Marseille/München (dpa) - Bei einem Schlag gegen Geldwäsche durch die italienische Mafia haben Fahnder Scheinfirmen in Italien, Frankreich und Deutschland aufgedeckt und an der Côte d'Azur Immobilien im Millionenwert beschlagnahmt. Die von der Finanzfahndung Rom, Spezialfahndern in Marseille und dem für Wirtschaftskriminalität zuständigen Kriminalfachdezernat in München mit Hilfe von Europol geführten Ermittlungen hätten sich gegen eine zur Camorra gehörenden Gruppierung gerichtet, teilte die Staatsanwaltschaft in Marseille mit.

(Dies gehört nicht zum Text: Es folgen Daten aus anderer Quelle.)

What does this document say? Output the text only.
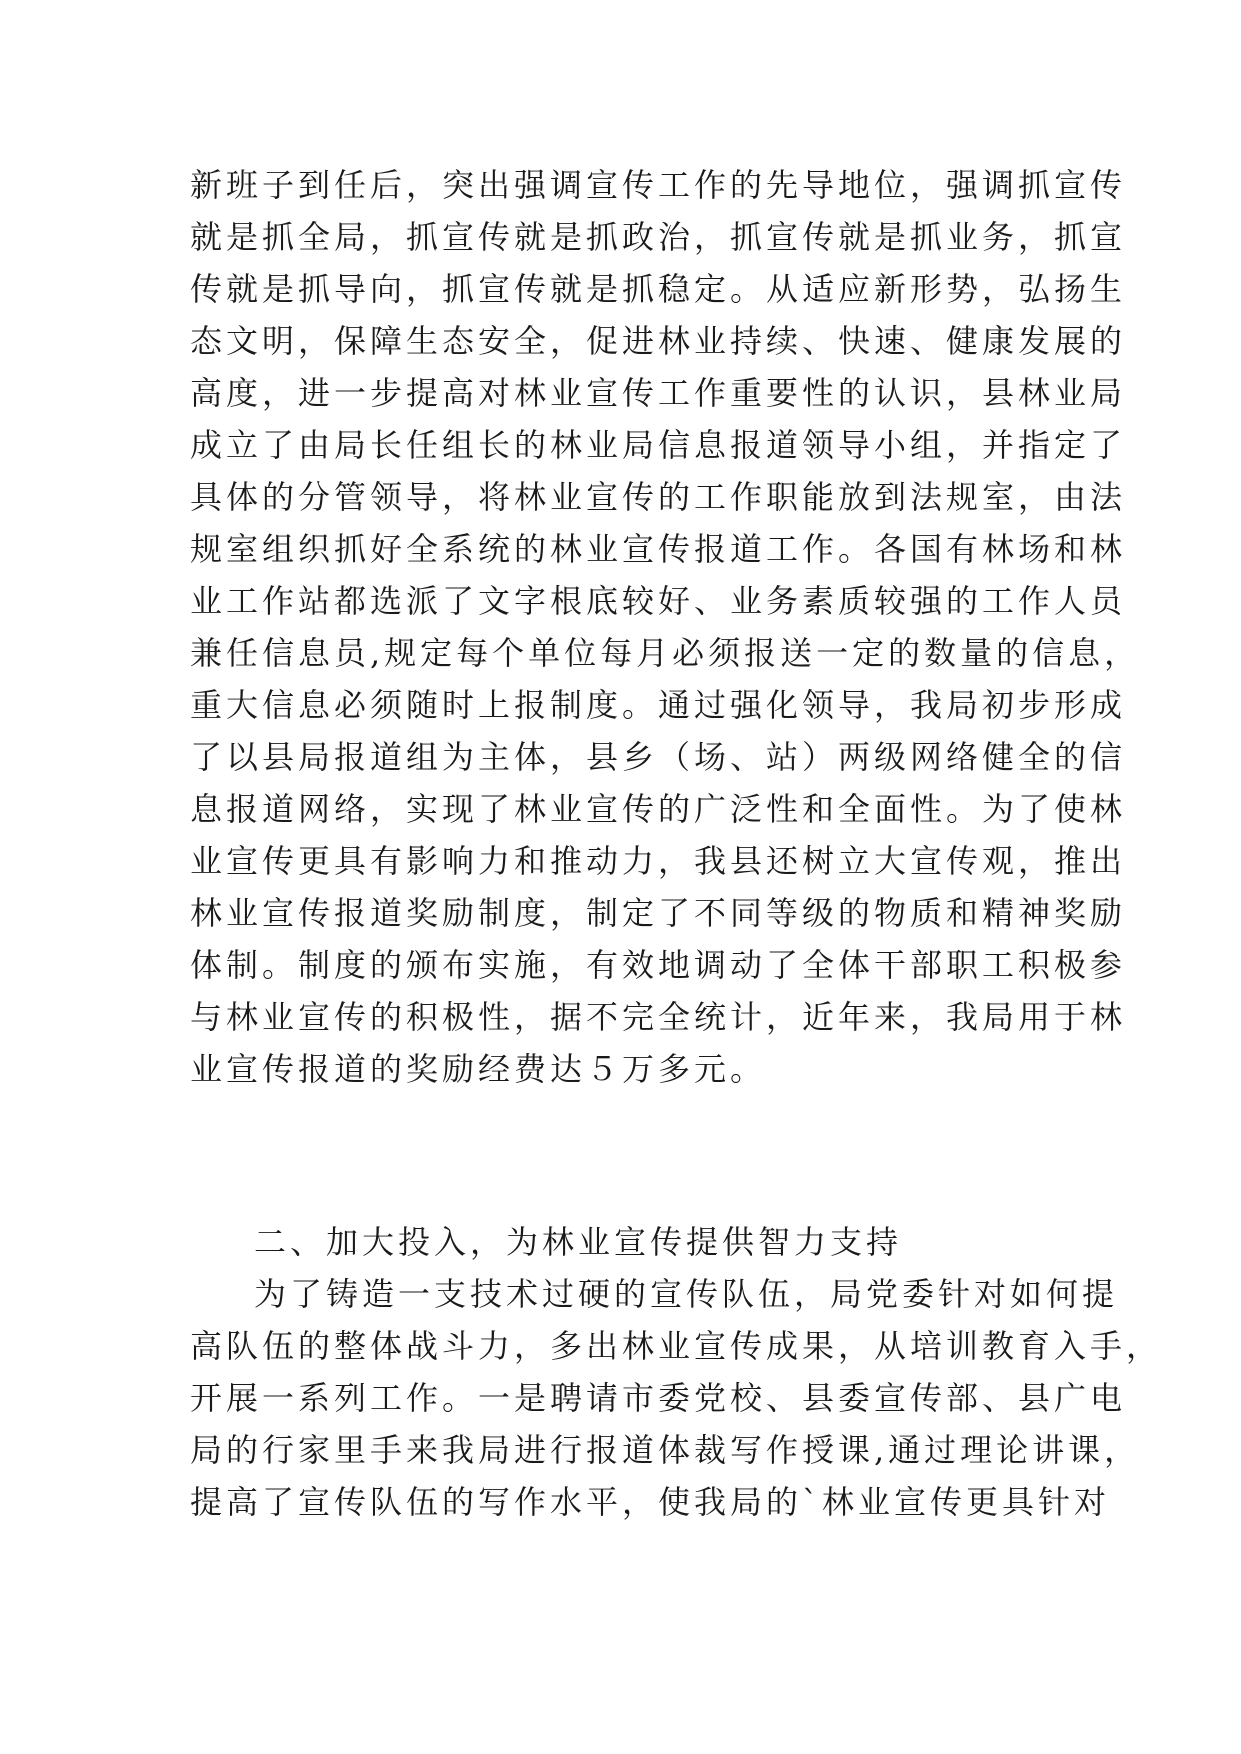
新班子到任后，突出强调宣传工作的先导地位，强调抓宣传
就是抓全局，抓宣传就是抓政治，抓宣传就是抓业务，抓宣
传就是抓导向，抓宣传就是抓稳定。从适应新形势，弘扬生
态文明，保障生态安全，促进林业持续、快速、健康发展的
高度，进一步提高对林业宣传工作重要性的认识，县林业局
成立了由局长任组长的林业局信息报道领导小组，并指定了
具体的分管领导，将林业宣传的工作职能放到法规室，由法
规室组织抓好全系统的林业宣传报道工作。各国有林场和林
业工作站都选派了文字根底较好、业务素质较强的工作人员
兼任信息员,规定每个单位每月必须报送一定的数量的信息，
重大信息必须随时上报制度。通过强化领导，我局初步形成
了以县局报道组为主体，县乡（场、站）两级网络健全的信
息报道网络，实现了林业宣传的广泛性和全面性。为了使林
业宣传更具有影响力和推动力，我县还树立大宣传观，推出
林业宣传报道奖励制度，制定了不同等级的物质和精神奖励
体制。制度的颁布实施，有效地调动了全体干部职工积极参
与林业宣传的积极性，据不完全统计，近年来，我局用于林
业宣传报道的奖励经费达５万多元。
二、加大投入，为林业宣传提供智力支持
为了铸造一支技术过硬的宣传队伍，局党委针对如何提
高队伍的整体战斗力，多出林业宣传成果，从培训教育入手，
开展一系列工作。一是聘请市委党校、县委宣传部、县广电
局的行家里手来我局进行报道体裁写作授课,通过理论讲课，
提高了宣传队伍的写作水平，使我局的`林业宣传更具针对
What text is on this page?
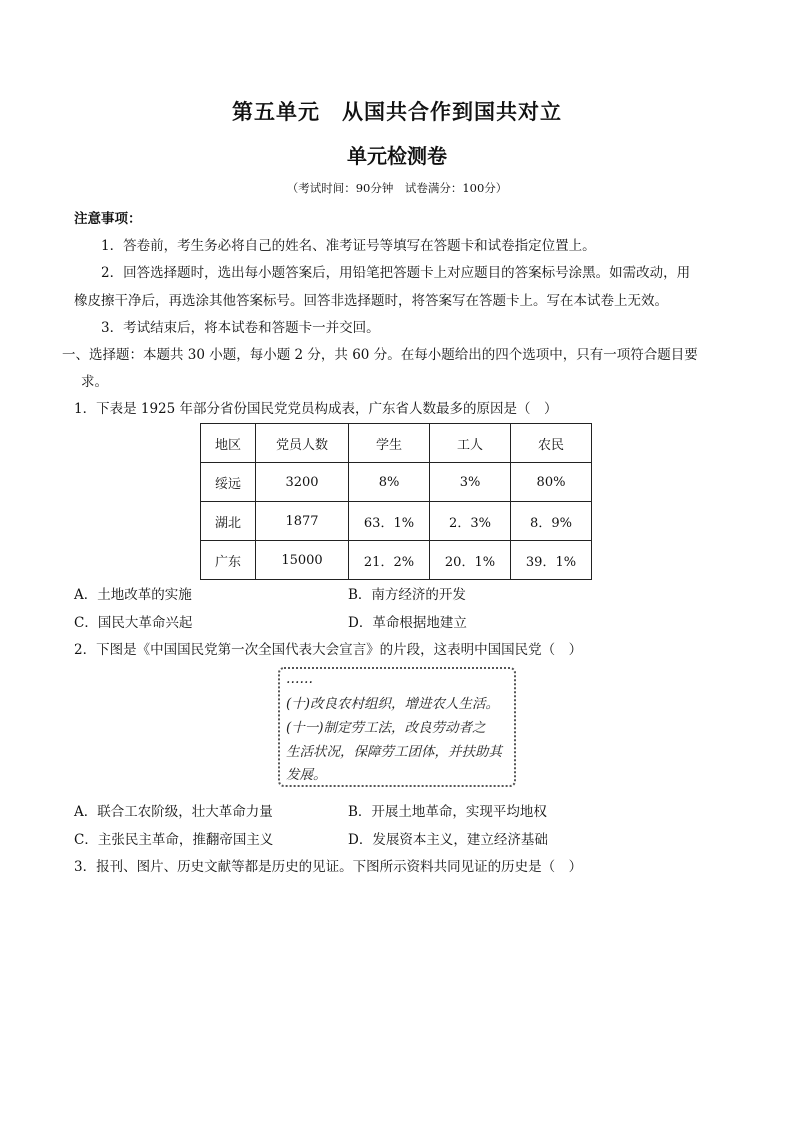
第五单元　从国共合作到国共对立
单元检测卷
（考试时间：90分钟　试卷满分：100分）
注意事项：
1．答卷前，考生务必将自己的姓名、准考证号等填写在答题卡和试卷指定位置上。
2．回答选择题时，选出每小题答案后，用铅笔把答题卡上对应题目的答案标号涂黑。如需改动，用
橡皮擦干净后，再选涂其他答案标号。回答非选择题时，将答案写在答题卡上。写在本试卷上无效。
3．考试结束后，将本试卷和答题卡一并交回。
一、选择题：本题共 30 小题，每小题 2 分，共 60 分。在每小题给出的四个选项中，只有一项符合题目要
求。
1．下表是 1925 年部分省份国民党党员构成表，广东省人数最多的原因是（　）
地区	党员人数	学生	工人	农民
绥远	3200	8%	3%	80%
湖北	1877	63．1%	2．3%	8．9%
广东	15000	21．2%	20．1%	39．1%
A．土地改革的实施	B．南方经济的开发
C．国民大革命兴起	D．革命根据地建立
2．下图是《中国国民党第一次全国代表大会宣言》的片段，这表明中国国民党（　）
……
(十)改良农村组织，增进农人生活。
(十一)制定劳工法，改良劳动者之
生活状况，保障劳工团体，并扶助其
发展。
A．联合工农阶级，壮大革命力量	B．开展土地革命，实现平均地权
C．主张民主革命，推翻帝国主义	D．发展资本主义，建立经济基础
3．报刊、图片、历史文献等都是历史的见证。下图所示资料共同见证的历史是（　）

Mafia-Millionen fließen in Immobilien an der Côte d'Azur
Die Bande habe über die Scheinfirmen kriminelles Geld auf Bankkonten in Italien, Frankreich, Deutschland und Tunesien transferiert und dabei legale Einkünfte aus dem Bauwesen, dem Autohandel und der Aluminiumherstellung vorgetäuscht. Anschließend sei das aus Straftaten stammende Geld über in Frankreich registrierte Unternehmen in Immobilien an der Küste in Südfrankreich investiert worden. Dort seien ein Haus, vier Wohnungen und elf Parkplätze im Wert von über zweieinhalb Millionen Euro beschlagnahmt worden. Ein Verdächtiger wurde in Südfrankreich festgenommen.
Was für Geldsummen die Kriminellen auf diesem Weg gewaschen haben und welchen Anteil Scheinfirmen in Deutschland daran hatten, konnten die Ermittler zunächst nicht sagen. Von Festnahmen in Deutschland war zunächst nicht die Rede.